There seems to be no end to the ambition of Masayoshi Son the Chairman and CEO of SoftBank Group. Yesterday the Nikkei Asian Review reported that, only a few weeks after establishing the world’s largest technology fund, the $100 billion Softbank Vision Fund, Son is planning to create a successor.

“The Vision Fund was just the first step, 10 trillion yen ($88 billion) is simply not enough,” Son told The Nikkei. “We will briskly expand the scale. Vision Funds 2, 3 and 4 will be established every two to three years.”

It seems that Son is planning to establish multiple funds to keep cash flowing into tech startups. The Softbank founder believes that the first fund will probably run dry in about two years, after which new funds will be required. All told, the funds “will probably have invested in at least 1,000 companies within ten years,” Son declared in his interview after speculating that he wants to jack up funding to as much as 100 trillion yen.

SoftBank Vision Fund: Forward thinking or waste of money 

According to Chris Lane, equity analyst at Sanford Bernstein, the market still does not understand Softbank’s ambitions, and as the company grows, its shares could rise by as much as 37%.

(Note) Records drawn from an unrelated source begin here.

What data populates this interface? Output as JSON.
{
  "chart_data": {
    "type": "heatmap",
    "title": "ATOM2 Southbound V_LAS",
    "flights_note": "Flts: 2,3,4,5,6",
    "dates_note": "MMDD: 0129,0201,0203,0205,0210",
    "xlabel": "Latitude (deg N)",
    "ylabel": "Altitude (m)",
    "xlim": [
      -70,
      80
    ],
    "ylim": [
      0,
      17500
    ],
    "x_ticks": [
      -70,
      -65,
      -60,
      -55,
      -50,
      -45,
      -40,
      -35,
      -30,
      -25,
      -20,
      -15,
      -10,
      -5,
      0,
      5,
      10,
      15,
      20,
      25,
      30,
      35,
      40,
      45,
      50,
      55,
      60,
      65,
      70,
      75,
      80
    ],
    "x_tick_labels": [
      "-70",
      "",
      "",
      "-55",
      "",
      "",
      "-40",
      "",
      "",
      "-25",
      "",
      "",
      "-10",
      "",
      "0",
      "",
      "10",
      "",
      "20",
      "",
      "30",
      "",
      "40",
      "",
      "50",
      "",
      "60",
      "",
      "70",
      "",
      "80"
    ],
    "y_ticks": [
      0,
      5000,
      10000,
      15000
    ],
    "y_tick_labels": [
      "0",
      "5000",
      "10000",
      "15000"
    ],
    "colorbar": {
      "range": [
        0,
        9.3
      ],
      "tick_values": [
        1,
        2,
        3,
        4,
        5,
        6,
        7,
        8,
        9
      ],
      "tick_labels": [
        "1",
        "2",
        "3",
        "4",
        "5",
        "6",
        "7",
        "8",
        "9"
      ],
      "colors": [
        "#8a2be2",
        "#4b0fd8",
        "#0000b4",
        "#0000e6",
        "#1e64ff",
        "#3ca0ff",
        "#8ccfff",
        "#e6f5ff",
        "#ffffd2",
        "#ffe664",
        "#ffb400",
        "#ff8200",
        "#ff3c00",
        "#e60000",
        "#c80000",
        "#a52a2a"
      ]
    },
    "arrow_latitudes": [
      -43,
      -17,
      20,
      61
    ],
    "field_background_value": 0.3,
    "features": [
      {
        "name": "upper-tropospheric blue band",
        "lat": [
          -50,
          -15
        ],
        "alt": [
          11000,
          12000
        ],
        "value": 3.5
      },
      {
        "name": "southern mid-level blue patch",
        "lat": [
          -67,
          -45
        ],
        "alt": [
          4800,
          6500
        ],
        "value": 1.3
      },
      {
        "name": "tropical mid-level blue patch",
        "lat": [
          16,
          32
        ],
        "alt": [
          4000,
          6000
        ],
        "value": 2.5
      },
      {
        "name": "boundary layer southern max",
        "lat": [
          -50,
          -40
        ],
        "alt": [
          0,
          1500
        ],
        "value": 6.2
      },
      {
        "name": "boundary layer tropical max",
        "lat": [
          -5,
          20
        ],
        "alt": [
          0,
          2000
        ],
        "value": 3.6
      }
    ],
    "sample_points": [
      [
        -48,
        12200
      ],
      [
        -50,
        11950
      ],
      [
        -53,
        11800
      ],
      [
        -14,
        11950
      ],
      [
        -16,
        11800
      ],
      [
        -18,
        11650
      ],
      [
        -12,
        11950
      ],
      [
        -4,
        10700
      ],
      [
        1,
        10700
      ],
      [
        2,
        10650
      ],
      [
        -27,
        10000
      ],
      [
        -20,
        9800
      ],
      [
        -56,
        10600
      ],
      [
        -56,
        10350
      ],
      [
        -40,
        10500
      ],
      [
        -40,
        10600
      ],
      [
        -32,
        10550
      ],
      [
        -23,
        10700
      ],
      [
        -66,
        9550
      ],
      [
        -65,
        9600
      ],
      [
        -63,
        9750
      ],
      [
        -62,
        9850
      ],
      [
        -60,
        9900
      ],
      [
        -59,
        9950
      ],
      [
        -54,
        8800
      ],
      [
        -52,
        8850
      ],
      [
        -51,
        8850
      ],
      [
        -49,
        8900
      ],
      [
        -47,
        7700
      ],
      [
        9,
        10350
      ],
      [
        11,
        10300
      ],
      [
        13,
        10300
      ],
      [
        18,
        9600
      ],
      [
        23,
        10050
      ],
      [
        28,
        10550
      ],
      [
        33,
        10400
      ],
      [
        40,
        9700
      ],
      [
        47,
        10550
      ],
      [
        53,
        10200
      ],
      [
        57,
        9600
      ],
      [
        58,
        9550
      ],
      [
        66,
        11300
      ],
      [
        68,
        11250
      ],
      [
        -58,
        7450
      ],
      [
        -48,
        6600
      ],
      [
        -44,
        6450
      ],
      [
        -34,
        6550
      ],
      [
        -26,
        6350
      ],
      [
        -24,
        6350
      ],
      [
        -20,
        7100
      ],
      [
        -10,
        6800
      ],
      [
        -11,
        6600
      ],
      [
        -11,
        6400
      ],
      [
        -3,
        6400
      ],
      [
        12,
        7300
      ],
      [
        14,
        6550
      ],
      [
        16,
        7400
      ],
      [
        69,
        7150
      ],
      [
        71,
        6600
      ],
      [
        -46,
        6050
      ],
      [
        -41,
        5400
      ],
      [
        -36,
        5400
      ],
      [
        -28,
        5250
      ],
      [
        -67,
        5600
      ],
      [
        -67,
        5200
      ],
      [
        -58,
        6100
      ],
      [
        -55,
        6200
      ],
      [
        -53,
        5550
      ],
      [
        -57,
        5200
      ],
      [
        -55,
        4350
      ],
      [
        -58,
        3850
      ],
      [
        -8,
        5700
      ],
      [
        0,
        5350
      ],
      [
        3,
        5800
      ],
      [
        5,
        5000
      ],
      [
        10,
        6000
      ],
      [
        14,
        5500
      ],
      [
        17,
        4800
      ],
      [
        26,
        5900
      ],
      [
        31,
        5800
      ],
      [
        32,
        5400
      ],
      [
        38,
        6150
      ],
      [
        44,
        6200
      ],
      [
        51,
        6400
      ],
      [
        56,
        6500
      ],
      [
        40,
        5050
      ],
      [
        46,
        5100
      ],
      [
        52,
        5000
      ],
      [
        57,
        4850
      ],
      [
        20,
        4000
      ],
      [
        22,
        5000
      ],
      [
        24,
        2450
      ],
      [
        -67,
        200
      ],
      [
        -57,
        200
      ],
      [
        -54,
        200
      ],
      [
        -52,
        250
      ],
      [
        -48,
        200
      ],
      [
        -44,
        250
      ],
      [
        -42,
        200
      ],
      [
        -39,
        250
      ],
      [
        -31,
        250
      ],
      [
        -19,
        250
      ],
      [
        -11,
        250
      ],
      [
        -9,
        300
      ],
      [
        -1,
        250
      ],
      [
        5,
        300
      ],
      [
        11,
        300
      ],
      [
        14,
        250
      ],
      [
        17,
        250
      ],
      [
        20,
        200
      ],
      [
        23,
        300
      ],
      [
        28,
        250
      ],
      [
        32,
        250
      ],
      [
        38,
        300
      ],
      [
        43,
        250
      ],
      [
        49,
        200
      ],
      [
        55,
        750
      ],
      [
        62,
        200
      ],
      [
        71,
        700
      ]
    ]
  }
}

In a new report on the company, Lane compares the Softbank Vision Fund to Berkshire Hathaway as it uses cash flow from its core telecoms operations to invest in companies positioning to be part of the future, such as e-commerce, microprocessor designs, and robotics. He believes the market is failing to grasp the future potential of these assets.

Lane notes that the market is still valuing Softbank as a telecom company, but it’s becoming something much more valuable. Using a sum of the parts valuation, Lan believes that the stock is worth an estimated 16, 515 yen, up from today’s value of around 10,000.

Over the past ten years, Softbank has proven itself to be a better buy than Warren Buffett’s investment vehicle. “Over the last ten years, an investment in Berkshire Hathaway has produced total shareholder returns of 129%; investment in SoftBank at the same time would have generated returns just over 305%,” Lane writes. “Whereas investors trust Buffett’s instincts and understand his value investing approach, they fear Masa’s big bets on the future.”